No matter…these British kids are left alone to try and make it back to familiar territory with only the food and drink in their picnic basket. It’s only when all seems hopeless that they encounter a young aborigine (the eternally wonderful Gulpilil), on his walkabout, a ritual in which he lives off the land and learns to become a man.
They can’t really communicate, but the black boy (that’s how his character is credited) shows them how to find water. He hunts successfully with spears and sticks, and they have food. They walk together…it’s clear the English kids don’t know where they’re going; does the native boy? He is the one who notices nearby civilization, but says nothing, and we never know if it’s deliberate or if he simply doesn’t understand that’s what the others are looking for.
If you think this movie is going down familiar roads, you are quite wrong. There is no revelation, no moment of understanding, no great meeting of minds and hearts. They exist together, but never really communicate. The white boy seems to understand a few things instinctively, but the girl never does…whether she’s unable or unwilling is never clear.

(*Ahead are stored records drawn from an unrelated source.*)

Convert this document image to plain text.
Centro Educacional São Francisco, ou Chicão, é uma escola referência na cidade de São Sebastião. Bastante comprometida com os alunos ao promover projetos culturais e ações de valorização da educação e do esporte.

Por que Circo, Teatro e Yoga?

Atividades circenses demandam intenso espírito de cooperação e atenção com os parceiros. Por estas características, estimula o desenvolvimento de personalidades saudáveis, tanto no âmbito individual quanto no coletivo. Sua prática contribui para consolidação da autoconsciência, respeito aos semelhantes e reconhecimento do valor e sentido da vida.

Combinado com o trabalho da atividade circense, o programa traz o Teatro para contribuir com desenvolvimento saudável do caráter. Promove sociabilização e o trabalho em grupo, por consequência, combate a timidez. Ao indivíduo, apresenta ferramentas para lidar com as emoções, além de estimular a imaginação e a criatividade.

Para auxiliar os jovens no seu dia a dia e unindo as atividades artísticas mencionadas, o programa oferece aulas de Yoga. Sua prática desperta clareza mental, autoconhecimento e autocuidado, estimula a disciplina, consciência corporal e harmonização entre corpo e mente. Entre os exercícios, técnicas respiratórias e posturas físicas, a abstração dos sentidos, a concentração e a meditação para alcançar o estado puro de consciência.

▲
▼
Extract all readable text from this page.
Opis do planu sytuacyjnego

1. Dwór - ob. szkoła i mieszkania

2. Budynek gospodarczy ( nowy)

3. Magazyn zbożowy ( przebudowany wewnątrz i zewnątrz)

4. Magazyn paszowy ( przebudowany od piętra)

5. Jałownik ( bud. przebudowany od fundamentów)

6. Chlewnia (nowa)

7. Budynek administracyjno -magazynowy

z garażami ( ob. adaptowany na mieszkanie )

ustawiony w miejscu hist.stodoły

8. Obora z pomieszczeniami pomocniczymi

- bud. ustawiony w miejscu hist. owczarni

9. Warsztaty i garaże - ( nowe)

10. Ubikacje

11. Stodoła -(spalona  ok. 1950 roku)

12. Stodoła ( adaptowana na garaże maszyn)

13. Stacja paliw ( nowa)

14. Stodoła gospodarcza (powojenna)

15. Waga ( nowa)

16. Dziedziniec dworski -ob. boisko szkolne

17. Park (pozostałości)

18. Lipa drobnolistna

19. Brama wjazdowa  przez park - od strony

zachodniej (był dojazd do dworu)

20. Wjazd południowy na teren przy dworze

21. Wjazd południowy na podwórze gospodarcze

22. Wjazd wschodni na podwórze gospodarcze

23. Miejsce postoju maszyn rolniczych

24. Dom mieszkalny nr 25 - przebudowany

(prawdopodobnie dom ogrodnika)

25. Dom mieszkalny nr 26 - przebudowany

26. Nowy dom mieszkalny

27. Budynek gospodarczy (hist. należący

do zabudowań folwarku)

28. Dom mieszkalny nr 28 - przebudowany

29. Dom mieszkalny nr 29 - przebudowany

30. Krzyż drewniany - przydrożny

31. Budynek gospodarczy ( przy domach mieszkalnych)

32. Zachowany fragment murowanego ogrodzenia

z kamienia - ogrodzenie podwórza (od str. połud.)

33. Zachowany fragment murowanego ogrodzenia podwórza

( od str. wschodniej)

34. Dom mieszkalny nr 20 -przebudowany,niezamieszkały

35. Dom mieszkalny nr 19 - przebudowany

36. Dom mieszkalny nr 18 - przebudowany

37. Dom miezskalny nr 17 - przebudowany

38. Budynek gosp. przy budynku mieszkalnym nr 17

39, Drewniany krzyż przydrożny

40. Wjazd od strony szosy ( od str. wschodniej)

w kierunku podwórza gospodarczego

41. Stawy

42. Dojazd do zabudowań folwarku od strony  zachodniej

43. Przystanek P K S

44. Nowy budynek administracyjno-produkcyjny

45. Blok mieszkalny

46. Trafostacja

The tragedy of lack of communication comes near the end, when they arrive at an old abandoned house. The black boy dons paint and begins a dance outside the home. The white girl doesn’t understand. But he dances and dances and dances, hoping for a response that never comes. It leads to a devastating result.
Was it a mating dance? A celebration? A final attempt to bring understanding where none is either capable or really desired? Walkabout offers more questions than answers, while regarding all with an unbiased eye, much as the ever present lizards, flies and birds that permeate every scene.
Initially, I tried to wait until I had some time alone to watch and review this disc. I told my wife I didn’t think she’d like the movie, because it’s rather strange. We eventually watched it together, and while she agreed it was most unusual, she liked it more than I would have guessed. I suppose that’s a testament to the cinematic skill of Nicholas Roeg that he could make a statement about alienation manage to be appealing, and that audiences are willing to accept the lack of answers.
The photography is beautiful in the film, even when it focuses on ugly things, such as decay and death…after all, all of us in nature really do live off of the lives of other things. But again, all is presented with an eye of meditation and without prejudice. The young cast is remarkable, and this is the film that began the impressive career of David Gulpilil, who remains the go-to actor in any Western film dealing with aborigines, while never losing that native part of himself despite his screen successes.
In the end, I think the fact that the story lent itself to either of the two spins I first mentioned and stayed away from both is why the film remains singular and successful. Any film can preach or pretend to have the answers. A film that finds pondering the questions more rewarding than answering them is unique.
Despite the age, Criterion delivered a most impressive high definition transfer with this Blu-ray offering. The photography is first rate, and even though a few shots show a little grain, texture or aging, there is a wonderful array of natural wonders presented for us that come through even more remarkably than ever, thanks to greater clarity, crisper images and more detail.
The uncompressed mono is effective enough…there are enough subtleties in even a single channel track to offer dynamic range on the quiet end, while keeping spoken words and music clean and clear.
The disc begins with a solid commentary track from director Nicholas Roeg and star Jenny Agutter, who offer generous recollections about their time making the movie. There are also two modern interview segments with Agutter and Lucien John, who is actually Nicholas Roeg’s son. A documentary looks at the life and career of David Gulpilil. Finally, a trailer rounds out the extras.
Walkabout remains a strange, disturbing, and beautiful trek through the Australian wilderness and the human condition almost forty years after it’s release. Fans will enjoy this impressive new Blu-ray definition from Criterion, and if you’re not yet a fan, you couldn’t ask for a better way to experience it for the first time.